Volvimos a pensar en él otra noche, esta vez de invierno, en el Festival Internacional de Poesía de Rosario. Un poco debido al poema de Esteban Moore "Ángeles Caídos" y otro poco por la presencia de un poeta local que vagaba por los pasillos del teatro El Círculo vestido con unas ropas demasiado gastadas y amplias desde donde nos miraba con ojos febriles, como si estuviese en otro lado, cerca de la muerte. "Decadencia" es una palabra equívoca. Tanto como "estética" o "esteticismo". Hay en ellas un uso despectivo que supone algo así como un desplazamiento hacia los márgenes de la sociedad y de la cultura.

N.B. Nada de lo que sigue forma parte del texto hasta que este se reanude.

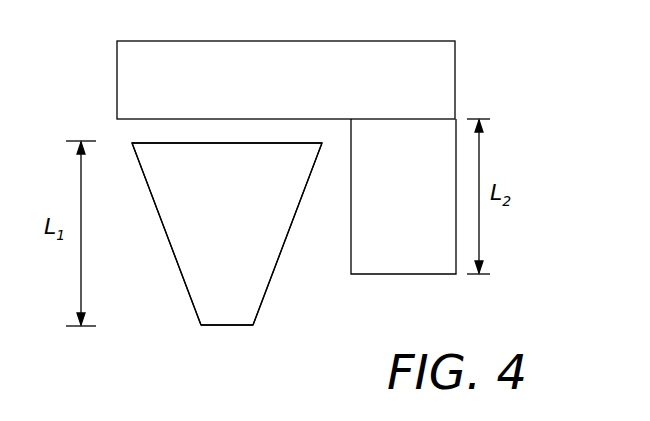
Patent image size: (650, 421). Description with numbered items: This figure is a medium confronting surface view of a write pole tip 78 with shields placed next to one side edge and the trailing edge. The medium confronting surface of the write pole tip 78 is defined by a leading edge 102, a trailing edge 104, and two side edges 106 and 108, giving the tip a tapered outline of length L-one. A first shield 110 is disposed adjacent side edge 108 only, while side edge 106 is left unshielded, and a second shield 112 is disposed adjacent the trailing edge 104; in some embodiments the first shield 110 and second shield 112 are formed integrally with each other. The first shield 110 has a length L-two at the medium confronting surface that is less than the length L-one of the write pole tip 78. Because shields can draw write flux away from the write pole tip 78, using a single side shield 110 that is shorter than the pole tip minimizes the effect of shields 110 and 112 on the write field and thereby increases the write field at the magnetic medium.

Incluye- hay que reconocerlo-una tentación bascular entre la melancolía y la defensa de la vida práctica o de la utilidad. ("Todo arte es absolutamente inútil" ha dicho Wilde).

Volvimos a pensar esa noche en él al compás de la lectura de los versos de Moore extraídos de un cuaderno del poeta exilado:

"poseo la tranquilidad de los objetos perdidos/ soy un hombre que ha vivido su tiempo en simbólica relación con el arte".

Borges, poniendo todo el acento en el procedimiento del doble, creía de un modo extraño que había en Wilde una pura inocencia. Como si todo lo que le pasó- lo bueno y lo malo- le hubiera ocurrido a otro. Si Melmoth hubiese escrito tan siquiera una línea quizá pudiéramos corroborarlo y llevar ese juego al extremo: es a otro de un otro al que le pasan las cosas. Pero Melmoth no escribe, a pesar de que no le faltan ofertas que explotarían con buenos réditos las novedades fugaces de la pasada ignominia.

Melmoth dirá, como otrora ha dicho Wilde siempre epigramático: "hoy tuve un día durísimo: por la mañana quité una coma y volví a colocarla por la tarde".

En estos días, en un libro que cuesta conseguir en Rosario, un libro del provinciano español Antonio Muñoz Molina -"Un andar solitario entre la gente"- se puede leer que el gran poema de este siglo podrá escribirse con materiales de derribo. Hay, en otra página, una escena que bien podría arruinar Netflix, si decidiera filmarla: Melmoth/Wilde sentado bajo la lluvia en un Café en el que los mozos han plegado ya el toldo y apagado las luces. Al doblar la esquina una mujer de otra época se topa con él, con su corpulencia, su falta de higiene y su aliento a alcohol. Lo saluda con pena y con piedad. Él le entrega la mano que escribió la Balada de la Cárcel de Reading y le solicita unas monedas.